[For the previous entry on the Countdown, click here.]
Since readers might not be familiar with this 2010 tale (published in the UK anthology Postscripts #22/23 - The Company He Keeps), I won't go into too-specific detail regarding its plot. But I do want to make note of some of the story's strengths:
First and foremost, "Bully" is a fine slice of American Gothic. The horrors hidden behind closed doors, the dark side of everyday life in Anytown, U.S.A.: Ketchum captures these perfectly in this narrative concerning a drunkard father with a penchant not just for mean-spirited antics (e.g. knuckle-crushing handshakes) but also vicious physical abuse of his wife. Dishing the dirt on his despicable old man, exposing him for the monster he really was, the protagonist Jeff McFee reveals a childhood marked by incidents of terrible violence and emotional scarring (there's a reason Jeff "can't ride a horse to this day"). These events transpired on a family farm in rural Sussex County, New Jersey, leading to some harrowing discoveries both under the front porch and at the bottom of a well.
The story is expertly structured so as to build suspense. An
unnamed female narrator, Jeff's "third cousin once removed," has the visited the man (now an NYU law professor) in his New York City apartment because she's determined to learn the full story of a family tragedy that none of her closest relatives seem to want to discuss. Her curiosity is soon coupled by the reader's, as key
elements are hinted at but their full explanation is held in abeyance until later in Jeff's account. By looking to bring long-past events to light, the narrator also unwittingly sets the adult Jeff down a dark path.
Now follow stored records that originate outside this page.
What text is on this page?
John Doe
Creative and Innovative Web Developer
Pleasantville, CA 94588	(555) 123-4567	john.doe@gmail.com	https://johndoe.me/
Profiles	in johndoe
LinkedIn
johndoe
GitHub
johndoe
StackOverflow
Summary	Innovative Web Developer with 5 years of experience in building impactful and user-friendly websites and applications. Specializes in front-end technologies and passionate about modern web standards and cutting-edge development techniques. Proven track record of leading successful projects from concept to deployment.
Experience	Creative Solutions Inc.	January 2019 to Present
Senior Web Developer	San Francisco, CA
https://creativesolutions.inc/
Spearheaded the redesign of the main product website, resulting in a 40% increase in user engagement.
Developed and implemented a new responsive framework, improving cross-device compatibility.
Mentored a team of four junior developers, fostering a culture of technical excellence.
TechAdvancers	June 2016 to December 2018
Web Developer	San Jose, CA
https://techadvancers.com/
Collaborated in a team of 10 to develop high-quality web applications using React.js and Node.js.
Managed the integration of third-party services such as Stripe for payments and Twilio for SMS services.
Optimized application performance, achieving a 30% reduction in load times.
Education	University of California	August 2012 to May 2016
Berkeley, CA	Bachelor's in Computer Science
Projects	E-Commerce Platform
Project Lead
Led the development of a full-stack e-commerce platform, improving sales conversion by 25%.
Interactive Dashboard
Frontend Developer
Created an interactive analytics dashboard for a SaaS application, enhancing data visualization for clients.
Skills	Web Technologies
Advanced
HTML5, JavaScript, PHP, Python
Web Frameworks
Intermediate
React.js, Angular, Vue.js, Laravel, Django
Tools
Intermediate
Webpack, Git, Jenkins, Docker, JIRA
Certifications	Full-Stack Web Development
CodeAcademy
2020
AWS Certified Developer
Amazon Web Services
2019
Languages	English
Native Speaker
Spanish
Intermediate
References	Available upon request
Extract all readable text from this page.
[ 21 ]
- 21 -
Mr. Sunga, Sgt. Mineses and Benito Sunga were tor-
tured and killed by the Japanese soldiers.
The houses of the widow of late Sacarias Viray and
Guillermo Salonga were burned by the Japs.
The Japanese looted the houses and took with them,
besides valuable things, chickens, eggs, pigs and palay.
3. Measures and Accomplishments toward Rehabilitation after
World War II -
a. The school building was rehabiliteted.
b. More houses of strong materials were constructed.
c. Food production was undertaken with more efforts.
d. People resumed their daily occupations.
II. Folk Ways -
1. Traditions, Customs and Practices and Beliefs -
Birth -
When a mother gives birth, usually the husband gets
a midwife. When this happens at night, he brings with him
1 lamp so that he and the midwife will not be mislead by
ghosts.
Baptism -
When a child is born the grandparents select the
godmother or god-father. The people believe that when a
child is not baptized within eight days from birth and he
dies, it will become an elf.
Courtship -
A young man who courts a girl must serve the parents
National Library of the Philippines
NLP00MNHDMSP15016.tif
"Bully" features a zinger of a closing line, but this tale of "belated revenge" (to borrow Ketchum's own phrase in the author's note attached to the story) does not present a neat, facilely moralistic wrap-up. Yes, tables are turned and comeuppance is transacted, but there's less a sense of closure for Jeff's character than an uneasy feeling that this is a truly haunted figure. Jeff's psychological well-being is called into question by his admitted hearkening to a ghostly voice. Downing drink after drink in the course of the story, Jeff also appears to be transforming into the very person he has abhorred most. And perhaps worst of all, based on Jeff's final revelation, the titular pejorative technically applies to him just as well.